I guess I'm just saying that we all get to make choices for ourselves. Some choices are made for us (in the case of my infertility) but I still got to pursue adoption. Even when we make the choices we make, I think it is normal to think "what if," even if it is a fleeting thought. When it becomes more than a fleeting thought, you probably need to take a step back, and really analyze why... and decide if it is a life changing thought. As a child-free person, you do have some choice (when you are a parent you can't go back! LOL).
I do think that there are some great pluses to not having kids, there are some equally great pluses to having them, and depending on your individual bent, you end up with your choice!
I don't think any of us can tell you what is right for you. We know what is right for us. And we may desperately want other women to feel the same kind of joy that fills us as parents and feel bad for women who miss out on it, but ultimately it isn't a way to look down on you, but instead a reflection of how much that mother loves being a parent and wants others to share that same kind of joy. Does that make sense?

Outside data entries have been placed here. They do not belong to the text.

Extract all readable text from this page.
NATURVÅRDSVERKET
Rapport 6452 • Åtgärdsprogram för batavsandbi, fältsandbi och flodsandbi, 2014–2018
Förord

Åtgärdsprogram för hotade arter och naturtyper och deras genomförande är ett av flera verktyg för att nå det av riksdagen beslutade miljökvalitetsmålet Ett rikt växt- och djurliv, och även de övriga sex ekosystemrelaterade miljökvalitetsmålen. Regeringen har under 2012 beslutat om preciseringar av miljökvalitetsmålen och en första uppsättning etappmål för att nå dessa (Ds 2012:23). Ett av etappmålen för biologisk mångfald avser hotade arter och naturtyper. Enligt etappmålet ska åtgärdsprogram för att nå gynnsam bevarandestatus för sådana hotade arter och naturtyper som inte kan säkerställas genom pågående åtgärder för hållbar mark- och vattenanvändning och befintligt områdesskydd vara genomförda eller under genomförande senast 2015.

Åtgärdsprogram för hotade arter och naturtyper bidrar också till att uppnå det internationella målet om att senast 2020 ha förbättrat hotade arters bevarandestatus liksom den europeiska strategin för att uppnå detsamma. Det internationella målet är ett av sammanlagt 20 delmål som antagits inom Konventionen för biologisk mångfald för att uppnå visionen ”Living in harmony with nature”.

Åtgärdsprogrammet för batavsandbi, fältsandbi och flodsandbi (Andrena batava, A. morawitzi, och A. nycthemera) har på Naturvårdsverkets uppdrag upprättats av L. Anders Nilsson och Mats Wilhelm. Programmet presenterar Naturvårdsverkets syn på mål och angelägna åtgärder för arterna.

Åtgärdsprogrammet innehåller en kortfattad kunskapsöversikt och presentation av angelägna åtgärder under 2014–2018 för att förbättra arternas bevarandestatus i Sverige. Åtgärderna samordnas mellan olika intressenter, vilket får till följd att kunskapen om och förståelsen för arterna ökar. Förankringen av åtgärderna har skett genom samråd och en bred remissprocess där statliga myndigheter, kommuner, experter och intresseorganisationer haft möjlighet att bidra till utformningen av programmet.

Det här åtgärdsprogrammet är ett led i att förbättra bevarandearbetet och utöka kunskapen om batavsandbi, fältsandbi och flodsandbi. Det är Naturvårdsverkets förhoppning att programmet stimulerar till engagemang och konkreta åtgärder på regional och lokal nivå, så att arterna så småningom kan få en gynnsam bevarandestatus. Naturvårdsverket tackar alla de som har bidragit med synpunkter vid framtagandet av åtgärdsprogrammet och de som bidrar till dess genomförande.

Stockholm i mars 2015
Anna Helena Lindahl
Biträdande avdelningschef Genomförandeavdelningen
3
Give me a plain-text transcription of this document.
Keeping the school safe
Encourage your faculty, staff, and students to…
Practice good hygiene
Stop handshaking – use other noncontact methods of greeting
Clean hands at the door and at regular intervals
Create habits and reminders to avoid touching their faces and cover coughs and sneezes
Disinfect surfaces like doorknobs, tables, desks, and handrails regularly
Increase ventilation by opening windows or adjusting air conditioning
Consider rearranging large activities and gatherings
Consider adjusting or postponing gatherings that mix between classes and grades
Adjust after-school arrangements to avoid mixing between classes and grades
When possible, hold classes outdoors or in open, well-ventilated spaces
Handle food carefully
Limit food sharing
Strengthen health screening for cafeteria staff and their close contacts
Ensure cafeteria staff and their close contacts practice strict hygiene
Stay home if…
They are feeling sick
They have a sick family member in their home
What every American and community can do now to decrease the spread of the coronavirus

I don't look at child-free couples any differently than I do couples with children. Of course, I think the natural inclination is to assume a married couple will have children because of the perspective you grow up with as a child (there are always kids in families!) I remember being confused when two people were married and there were no kids (ok, so I didn't understand about the husband-wife relationship
) I also think growing up has changed my perspective about all relationships. Take any comments people give you with a grain of salt. Hopefully it is just a reflection of where they are at, and not truly looking down at you. I think for many, they just can't imagine that alternative and so it is a shock. Kind of like running into my family of 2 white parents with a Hispanic child... We get a lot of stares and even hostile people who tell us we are doing something very wrong. A lot of it is curiosity or trying to figure us out, or in the case of the hostility, not knowing us or what we do. I remember telling my daughter that people might not like us being a family and her response (at 9) was "Why not? We LOVE each other!"